One of the more maddening things about new technology topics is how difficult it can be to pin down the basic facts, like how it is defined and what's the best approach.
It's a bit like playing Scrabble without establishing a dictionary of record. Nobody knows for sure, but everybody has an opinion-and usually, they don't agree. It's very frustrating. I suggest Gartner amend its hype cycle to include this as a sixth phase-it could be called something like "The Mud Ditch of Confusion."

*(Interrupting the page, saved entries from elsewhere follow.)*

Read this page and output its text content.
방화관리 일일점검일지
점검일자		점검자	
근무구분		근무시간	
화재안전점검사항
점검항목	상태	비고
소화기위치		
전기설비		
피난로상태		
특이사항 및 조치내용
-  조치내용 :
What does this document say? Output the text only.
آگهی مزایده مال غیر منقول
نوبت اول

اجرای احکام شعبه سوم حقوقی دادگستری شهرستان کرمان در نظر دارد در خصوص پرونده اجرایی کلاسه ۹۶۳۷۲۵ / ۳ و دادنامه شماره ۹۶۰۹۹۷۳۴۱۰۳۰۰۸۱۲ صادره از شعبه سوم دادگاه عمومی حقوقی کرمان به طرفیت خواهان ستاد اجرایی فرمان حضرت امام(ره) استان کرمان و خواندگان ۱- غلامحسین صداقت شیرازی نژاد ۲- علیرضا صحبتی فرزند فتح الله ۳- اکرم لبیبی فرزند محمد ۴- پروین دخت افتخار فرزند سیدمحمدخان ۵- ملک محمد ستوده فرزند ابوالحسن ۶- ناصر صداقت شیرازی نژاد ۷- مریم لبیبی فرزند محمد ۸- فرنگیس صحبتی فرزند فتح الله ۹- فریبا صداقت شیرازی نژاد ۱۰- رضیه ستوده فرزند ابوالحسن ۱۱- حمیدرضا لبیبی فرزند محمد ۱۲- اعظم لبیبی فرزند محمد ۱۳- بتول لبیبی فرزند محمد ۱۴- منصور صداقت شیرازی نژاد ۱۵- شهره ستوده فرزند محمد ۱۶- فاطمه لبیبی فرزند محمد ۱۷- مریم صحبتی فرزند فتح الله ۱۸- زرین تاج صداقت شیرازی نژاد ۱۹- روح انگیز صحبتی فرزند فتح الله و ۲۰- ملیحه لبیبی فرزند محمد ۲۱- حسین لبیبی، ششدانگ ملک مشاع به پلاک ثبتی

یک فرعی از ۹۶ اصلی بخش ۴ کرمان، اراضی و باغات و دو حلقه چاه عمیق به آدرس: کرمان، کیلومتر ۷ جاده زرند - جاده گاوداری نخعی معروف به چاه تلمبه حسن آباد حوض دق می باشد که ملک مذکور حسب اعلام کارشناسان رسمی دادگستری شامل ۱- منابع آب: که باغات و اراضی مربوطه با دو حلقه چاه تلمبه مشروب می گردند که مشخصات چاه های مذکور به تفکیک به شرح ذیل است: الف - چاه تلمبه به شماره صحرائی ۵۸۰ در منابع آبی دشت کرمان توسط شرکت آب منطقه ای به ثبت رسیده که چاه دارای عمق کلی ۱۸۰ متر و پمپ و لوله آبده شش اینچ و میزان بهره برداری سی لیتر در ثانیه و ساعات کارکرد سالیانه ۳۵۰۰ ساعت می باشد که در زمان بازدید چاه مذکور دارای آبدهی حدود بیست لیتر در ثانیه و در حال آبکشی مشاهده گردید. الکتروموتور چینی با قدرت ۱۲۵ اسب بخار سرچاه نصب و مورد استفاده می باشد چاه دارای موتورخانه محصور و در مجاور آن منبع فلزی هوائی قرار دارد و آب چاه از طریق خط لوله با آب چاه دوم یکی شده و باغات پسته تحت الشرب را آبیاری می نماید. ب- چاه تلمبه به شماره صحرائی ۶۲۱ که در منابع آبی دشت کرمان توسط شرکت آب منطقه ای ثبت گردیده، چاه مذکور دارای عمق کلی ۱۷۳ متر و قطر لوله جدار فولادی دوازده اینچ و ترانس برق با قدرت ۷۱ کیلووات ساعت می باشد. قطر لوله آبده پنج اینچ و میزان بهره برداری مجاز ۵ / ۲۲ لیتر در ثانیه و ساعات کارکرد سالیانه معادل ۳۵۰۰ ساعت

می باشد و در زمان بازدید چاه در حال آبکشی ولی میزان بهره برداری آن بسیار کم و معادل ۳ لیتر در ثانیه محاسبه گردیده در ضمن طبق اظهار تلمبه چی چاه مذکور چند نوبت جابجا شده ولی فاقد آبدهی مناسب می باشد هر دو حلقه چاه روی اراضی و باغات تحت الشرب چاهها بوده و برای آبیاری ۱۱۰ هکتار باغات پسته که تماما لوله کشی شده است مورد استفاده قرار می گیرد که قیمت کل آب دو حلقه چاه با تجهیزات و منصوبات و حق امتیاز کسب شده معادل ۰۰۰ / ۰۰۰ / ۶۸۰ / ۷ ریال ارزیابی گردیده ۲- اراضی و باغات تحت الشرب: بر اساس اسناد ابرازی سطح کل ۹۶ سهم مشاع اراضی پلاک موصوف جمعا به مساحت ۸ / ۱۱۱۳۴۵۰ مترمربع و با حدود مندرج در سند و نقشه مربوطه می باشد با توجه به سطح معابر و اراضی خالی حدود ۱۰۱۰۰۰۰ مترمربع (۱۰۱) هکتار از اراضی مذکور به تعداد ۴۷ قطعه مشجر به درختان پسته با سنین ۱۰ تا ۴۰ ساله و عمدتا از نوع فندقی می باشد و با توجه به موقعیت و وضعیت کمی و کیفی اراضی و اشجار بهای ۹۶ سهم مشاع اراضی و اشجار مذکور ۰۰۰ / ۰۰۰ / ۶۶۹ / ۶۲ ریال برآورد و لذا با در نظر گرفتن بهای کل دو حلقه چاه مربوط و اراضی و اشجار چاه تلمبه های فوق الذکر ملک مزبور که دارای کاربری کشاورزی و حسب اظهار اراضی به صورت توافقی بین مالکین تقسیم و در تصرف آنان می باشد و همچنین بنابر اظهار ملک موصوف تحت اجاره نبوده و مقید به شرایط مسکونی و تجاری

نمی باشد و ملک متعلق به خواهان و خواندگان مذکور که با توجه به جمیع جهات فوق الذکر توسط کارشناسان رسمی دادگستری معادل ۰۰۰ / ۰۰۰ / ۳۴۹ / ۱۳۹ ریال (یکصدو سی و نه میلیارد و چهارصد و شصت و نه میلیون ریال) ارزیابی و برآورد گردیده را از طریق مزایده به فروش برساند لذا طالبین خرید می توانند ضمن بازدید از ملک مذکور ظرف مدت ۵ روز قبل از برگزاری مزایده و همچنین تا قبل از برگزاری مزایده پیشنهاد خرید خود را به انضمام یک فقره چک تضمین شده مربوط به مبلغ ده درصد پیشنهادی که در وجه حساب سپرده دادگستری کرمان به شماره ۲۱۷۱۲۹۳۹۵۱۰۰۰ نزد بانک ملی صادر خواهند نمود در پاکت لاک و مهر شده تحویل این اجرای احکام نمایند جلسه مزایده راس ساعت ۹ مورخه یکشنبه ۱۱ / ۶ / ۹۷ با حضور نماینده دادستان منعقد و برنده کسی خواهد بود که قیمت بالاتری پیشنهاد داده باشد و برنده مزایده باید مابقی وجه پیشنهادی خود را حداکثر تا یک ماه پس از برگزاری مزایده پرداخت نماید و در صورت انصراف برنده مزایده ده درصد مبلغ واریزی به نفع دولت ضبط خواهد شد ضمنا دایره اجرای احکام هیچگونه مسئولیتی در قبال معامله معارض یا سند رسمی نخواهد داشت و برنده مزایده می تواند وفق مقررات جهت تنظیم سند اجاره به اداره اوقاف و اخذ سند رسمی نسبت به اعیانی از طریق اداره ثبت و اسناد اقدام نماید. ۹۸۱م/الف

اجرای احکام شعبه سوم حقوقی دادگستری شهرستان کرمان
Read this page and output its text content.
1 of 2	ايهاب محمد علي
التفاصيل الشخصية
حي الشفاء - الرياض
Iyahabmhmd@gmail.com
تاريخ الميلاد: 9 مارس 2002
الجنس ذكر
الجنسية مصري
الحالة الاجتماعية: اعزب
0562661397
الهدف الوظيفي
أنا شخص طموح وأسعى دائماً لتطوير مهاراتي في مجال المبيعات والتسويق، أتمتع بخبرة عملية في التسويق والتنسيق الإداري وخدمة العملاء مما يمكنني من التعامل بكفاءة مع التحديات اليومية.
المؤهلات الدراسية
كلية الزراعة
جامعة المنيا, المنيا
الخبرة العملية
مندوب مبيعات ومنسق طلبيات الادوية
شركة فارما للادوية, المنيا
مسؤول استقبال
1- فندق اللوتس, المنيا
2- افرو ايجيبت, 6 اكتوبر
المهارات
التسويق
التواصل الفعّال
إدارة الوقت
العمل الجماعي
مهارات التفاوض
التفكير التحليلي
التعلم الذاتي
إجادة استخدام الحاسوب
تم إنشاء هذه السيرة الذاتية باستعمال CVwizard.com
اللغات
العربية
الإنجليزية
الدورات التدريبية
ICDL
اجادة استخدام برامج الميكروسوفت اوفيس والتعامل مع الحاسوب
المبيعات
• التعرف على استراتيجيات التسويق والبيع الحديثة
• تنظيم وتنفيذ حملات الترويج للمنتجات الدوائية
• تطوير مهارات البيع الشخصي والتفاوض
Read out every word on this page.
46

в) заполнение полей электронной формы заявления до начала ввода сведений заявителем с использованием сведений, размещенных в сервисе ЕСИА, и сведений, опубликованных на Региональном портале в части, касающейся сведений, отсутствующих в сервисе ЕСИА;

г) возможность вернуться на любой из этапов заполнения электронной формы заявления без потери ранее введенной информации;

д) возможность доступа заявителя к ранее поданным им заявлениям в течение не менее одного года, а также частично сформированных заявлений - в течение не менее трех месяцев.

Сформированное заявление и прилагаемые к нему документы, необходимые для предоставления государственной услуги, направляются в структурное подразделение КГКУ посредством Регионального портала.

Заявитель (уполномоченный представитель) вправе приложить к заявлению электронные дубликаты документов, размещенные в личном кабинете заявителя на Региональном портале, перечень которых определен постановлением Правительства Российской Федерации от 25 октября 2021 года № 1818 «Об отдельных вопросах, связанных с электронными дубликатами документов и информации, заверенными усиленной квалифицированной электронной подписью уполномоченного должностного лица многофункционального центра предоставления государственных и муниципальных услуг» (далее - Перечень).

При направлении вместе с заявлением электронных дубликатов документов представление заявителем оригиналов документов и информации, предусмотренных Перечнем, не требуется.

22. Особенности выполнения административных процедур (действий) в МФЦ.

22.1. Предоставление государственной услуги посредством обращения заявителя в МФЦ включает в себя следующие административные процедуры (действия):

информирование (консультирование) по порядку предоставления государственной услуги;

Right now, I'm mired knee-deep in the mud with master data management. A few of the issues I'm trying to trudge through:
What is master data and how do you define MDM? Gartner analyst Andrew White recently noted that definitions of MDM and even the key term-master data-differ. If people can't agree on that, it only follows that they'd disagree over what constitutes MDM. As David Loshin, author of Master Data Management, recently told me in an interview:
There are different definitions, which I suspect are crafted by the definers to suit their own purposes. My understanding centers the common themes around unifying the semantics of replicated models and descriptions of business concepts, and the techniques for resolving the identities of entities within each business subject area.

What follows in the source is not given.